26.8.09

O jantar

III
(Partes anteriores: I e II)

— Pedir sauvignon blanc para acompanhar boeuf bourguignon! Franchement!
     O salão silenciou, todos viraram para ouvir o protesto, com sotaque francês, que veio da cozinha. No instante seguinte, o chef L. empurrou as portas da cozinha e entrou no salão, carregando uma garrafa de vinho numa das mãos. Foi até a mesa 13, onde estavam M., a socialaite, e seu rapaz e serviu um pinot noir, mais apropriado.
     Todos pararam com as taças e garfos no ar. O chef deu meia-volta para ir à cozinha. Todos voltaram às suas entradas. Então, ele pareceu lembrar-se de alguma coisa, parou um segundo e virou-se para o salão:
     — Ah, bonsoir, mes amis. Uma honra vê-los aqui de novo. E a linda senhorita também, embora ainda tenha que aprender a escolher vinhos.
     Virou as costas e voltou para a cozinha. Típico. Alguns balbuciaram um comentário discreto, outros sorriram para si mesmos e todos voltaram para suas entradas. Num outro restaurante, com um outro chef, todos teriam se chocado, mas vindo do chef L. a cena não chegava nem a surpreender.
     No fundo, quem frequentava o lugar já sabia que deveria ter paciência com seus excessos.

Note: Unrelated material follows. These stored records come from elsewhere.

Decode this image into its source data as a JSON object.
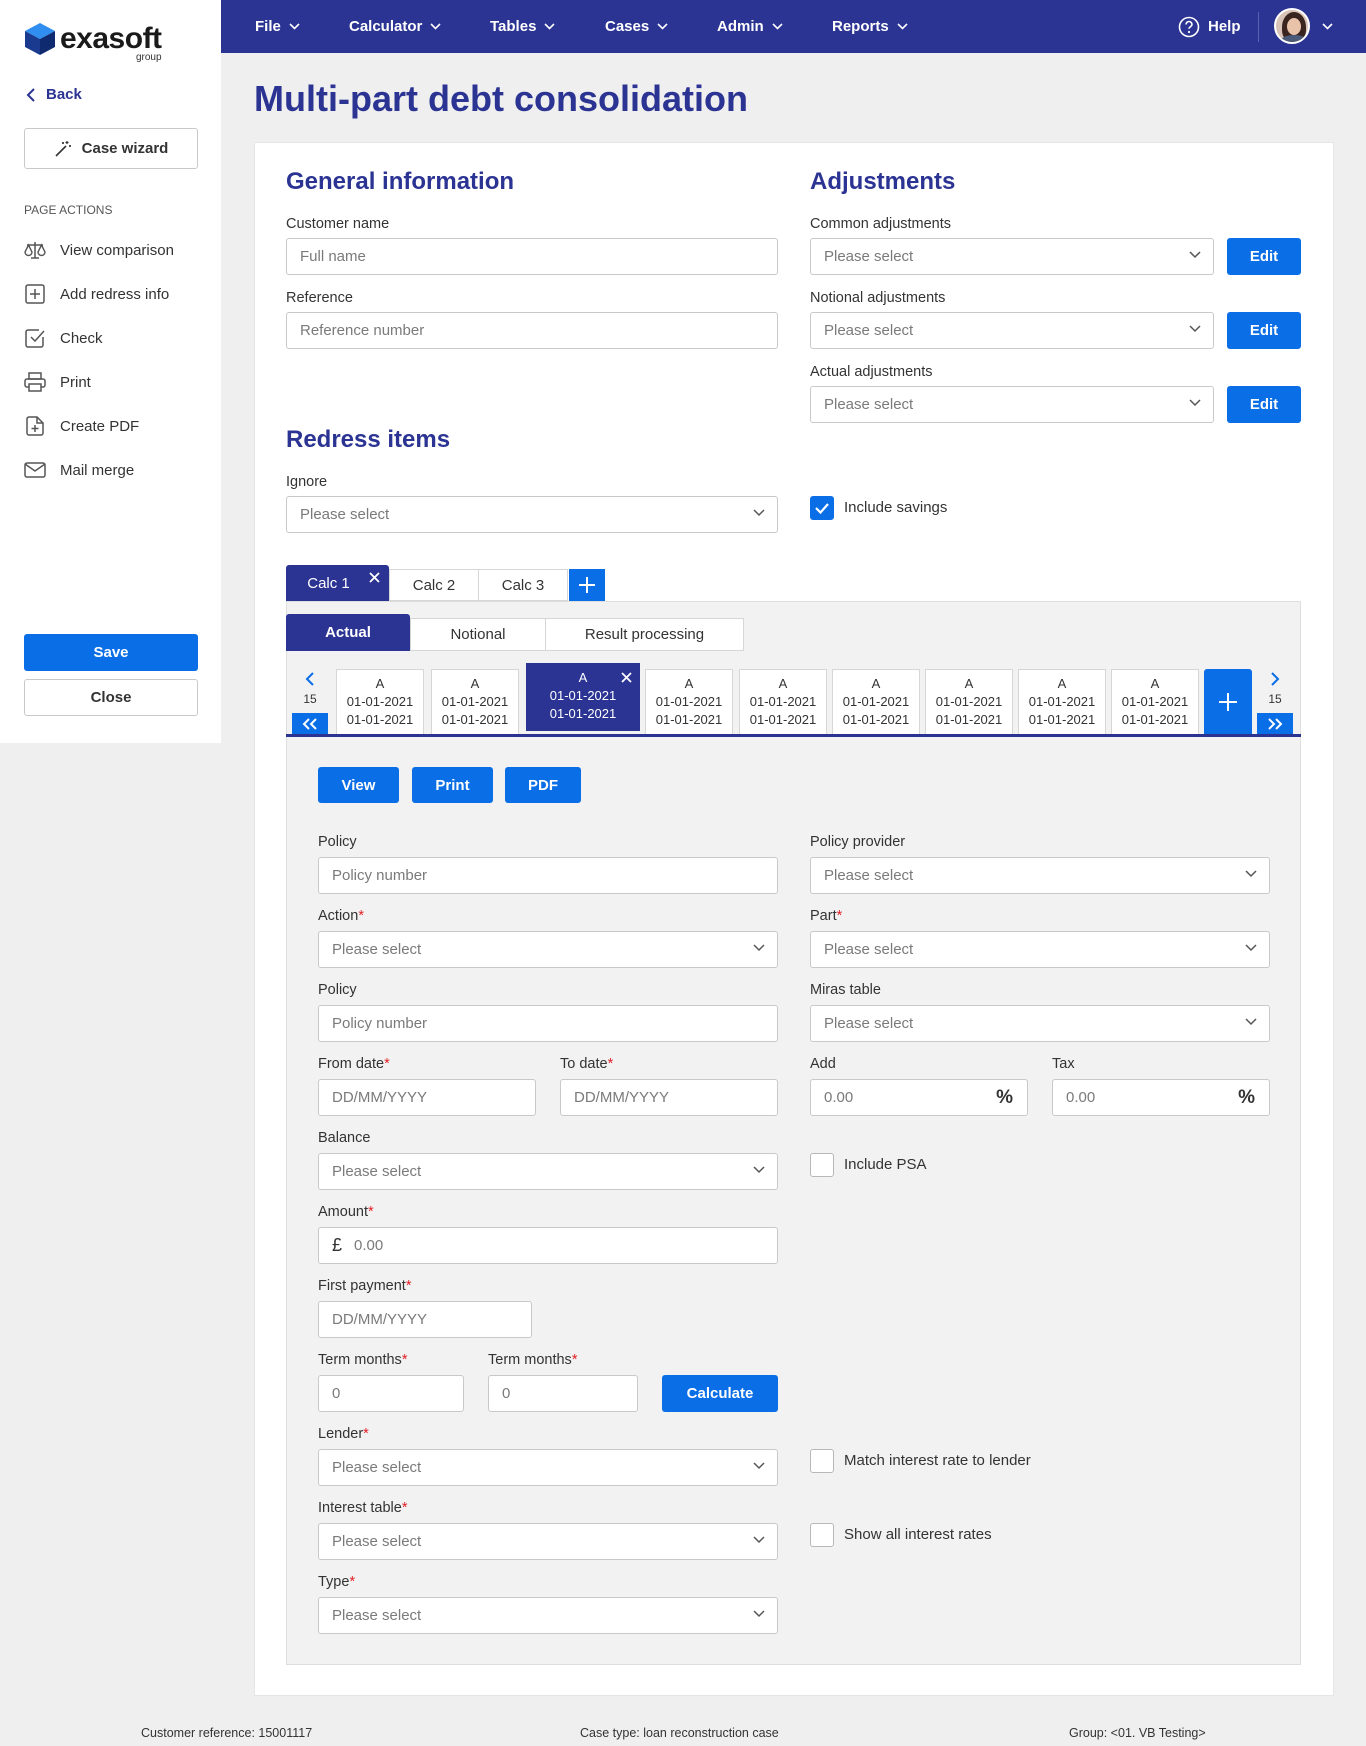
{
  "brand": {
    "name": "exasoft",
    "sub": "group"
  },
  "sidebar": {
    "back_label": "Back",
    "wizard_label": "Case wizard",
    "actions_heading": "PAGE ACTIONS",
    "items": [
      {
        "label": "View comparison",
        "icon": "scales-icon"
      },
      {
        "label": "Add redress info",
        "icon": "plus-square-icon"
      },
      {
        "label": "Check",
        "icon": "check-square-icon"
      },
      {
        "label": "Print",
        "icon": "printer-icon"
      },
      {
        "label": "Create PDF",
        "icon": "file-plus-icon"
      },
      {
        "label": "Mail merge",
        "icon": "mail-icon"
      }
    ],
    "save_label": "Save",
    "close_label": "Close"
  },
  "topnav": {
    "items": [
      "File",
      "Calculator",
      "Tables",
      "Cases",
      "Admin",
      "Reports"
    ],
    "help_label": "Help"
  },
  "page": {
    "title": "Multi-part debt consolidation"
  },
  "general": {
    "title": "General information",
    "customer_label": "Customer name",
    "customer_placeholder": "Full name",
    "reference_label": "Reference",
    "reference_placeholder": "Reference number"
  },
  "adjustments": {
    "title": "Adjustments",
    "common_label": "Common adjustments",
    "notional_label": "Notional adjustments",
    "actual_label": "Actual adjustments",
    "placeholder": "Please select",
    "edit_label": "Edit"
  },
  "redress": {
    "title": "Redress items",
    "ignore_label": "Ignore",
    "ignore_placeholder": "Please select",
    "include_savings_label": "Include savings",
    "include_savings_checked": true
  },
  "calc_tabs": [
    {
      "label": "Calc 1",
      "active": true
    },
    {
      "label": "Calc 2",
      "active": false
    },
    {
      "label": "Calc 3",
      "active": false
    }
  ],
  "sub_tabs": [
    {
      "label": "Actual",
      "active": true
    },
    {
      "label": "Notional",
      "active": false
    },
    {
      "label": "Result processing",
      "active": false
    }
  ],
  "parts": {
    "left_count": "15",
    "right_count": "15",
    "items": [
      {
        "letter": "A",
        "from": "01-01-2021",
        "to": "01-01-2021",
        "active": false
      },
      {
        "letter": "A",
        "from": "01-01-2021",
        "to": "01-01-2021",
        "active": false
      },
      {
        "letter": "A",
        "from": "01-01-2021",
        "to": "01-01-2021",
        "active": true
      },
      {
        "letter": "A",
        "from": "01-01-2021",
        "to": "01-01-2021",
        "active": false
      },
      {
        "letter": "A",
        "from": "01-01-2021",
        "to": "01-01-2021",
        "active": false
      },
      {
        "letter": "A",
        "from": "01-01-2021",
        "to": "01-01-2021",
        "active": false
      },
      {
        "letter": "A",
        "from": "01-01-2021",
        "to": "01-01-2021",
        "active": false
      },
      {
        "letter": "A",
        "from": "01-01-2021",
        "to": "01-01-2021",
        "active": false
      },
      {
        "letter": "A",
        "from": "01-01-2021",
        "to": "01-01-2021",
        "active": false
      }
    ]
  },
  "actions": {
    "view": "View",
    "print": "Print",
    "pdf": "PDF"
  },
  "form": {
    "policy_label": "Policy",
    "policy_placeholder": "Policy number",
    "provider_label": "Policy provider",
    "action_label": "Action",
    "part_label": "Part",
    "policy2_label": "Policy",
    "policy2_placeholder": "Policy number",
    "miras_label": "Miras table",
    "from_label": "From date",
    "to_label": "To date",
    "date_placeholder": "DD/MM/YYYY",
    "add_label": "Add",
    "tax_label": "Tax",
    "pct_value": "0.00",
    "pct_symbol": "%",
    "balance_label": "Balance",
    "include_psa_label": "Include PSA",
    "amount_label": "Amount",
    "currency": "£",
    "amount_value": "0.00",
    "first_payment_label": "First payment",
    "term1_label": "Term months",
    "term2_label": "Term months",
    "term_value": "0",
    "calculate_label": "Calculate",
    "lender_label": "Lender",
    "match_label": "Match interest rate to lender",
    "interest_label": "Interest table",
    "show_all_label": "Show all interest rates",
    "type_label": "Type",
    "select_placeholder": "Please select",
    "required_mark": "*"
  },
  "footer": {
    "customer_ref": "Customer reference: 15001117",
    "case_type": "Case type: loan reconstruction case",
    "group": "Group: <01. VB Testing>"
  },
  "colors": {
    "navy": "#2b3393",
    "accent": "#0a6ee6",
    "required": "#e21f26"
  }
}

Quem quisesse chefs simpáticos que fizessem pratos sem tal tempero ou com tal molho no lugar de tal coisa, ia a qualquer outro lugar; quem quisesse excelente comida, ia ao chef L.
     Tanto era assim que uma mesa tinha que ser reservada com semanas de antecedência, a não ser no caso dos senhores e senhoras que agora lotavam o salão –seus clientes preferidos. Da mesma forma como eles tinham exclusividade naquele jantar de retorno do chef, também conseguiam, mesmo nas noites mais concorridas, que algum outro cliente fosse discretamente descartado para alojá-los em suas mesas preferidas.
     Aqueles senhores e senhoras eram como mascotes que o grande cozinheiro criava. Eram o único público refinado o bastante para admirar seu gênio, e por isso estavam ali.
     Nisso, mais barulhos na cozinha; o chef parecia especialmente impaciente. Senhora L. anotou os últimos pedidos de prato principal –signora C. sempre fazia uma lista enorme– e foi ajudar o marido na cozinha.

17.8.09

O jantar

II

— Bonsoir, monsieur! E madame, há quanto tempo!
     No dia da reinauguração do bistrô, a senhora L., esposa do chef, fez questão de receber cada um dos convidados na porta. O primeiro a chegar foi o general reformado J., resquícios da pontualidade dos tempos de ativa no exército. Sentou-se, acompanhado da esposa, na sua mesa preferida e mais ordenou que pediu o cardápio.
     Os outros não tardaram a chegar. Não só pela ansiedade em que todos estavam, mas porque conheciam a personalidade do chef o suficiente para supor que junto do polido “vinte e duas horas” escrito nos convites devia-se ler, nas entrelinhas, um irritado “nem antes, nem depois”.
     O pequenino signor C. mais parecia um acessório, assim como as joias ou o casaco de pele, da extravagante esposa. A rica herdeira M. puxava pela mão um brutamontes com quem fora flagrada pelos fotógrafos numa praia, na semana anterior. A bailarina foi sozinha, na sua beleza etérea e um tanto fria.
     Assim, o pequeno salão, até ontem abandonado, foi se enchendo de vida outra vez. Alguns convidados se conheciam dos eventos da sociedade e trocavam acenos de cabeça. O desembargador e o professor de latim juntaram as mesas, eram velhos colegas de faculdade. O crítico literário anotava impressões na sua caderneta. O casal de músicos relembrava, entre goles de vinho, trechos de um prelúdio de Bach.
     Alguns sentiram falta do maître da casa, Pierre. Não havia, aliás, nem maître nem garçom. Somente quem servia o salão era senhora L., que anotava os pedidos e indicava as novidades do menu. Ficou, porém, sem reação quando, depois de contarem que hoje era seu aniversário de casamento, o casal K. observou:
     — Interessante, hoje faz exatamente um ano que o bistrô fechou. E não teríamos como errar, porque viemos aqui comemorar nosso aniversário no ano passado quando demos com as portas fechadas.
     E, a tudo isso, nada de aparecer o chef L. Com certeza preparava uma entrada triunfal, presumiu o cônsul, o mais próximo de um amigo pessoal que o cozinheiro tinha.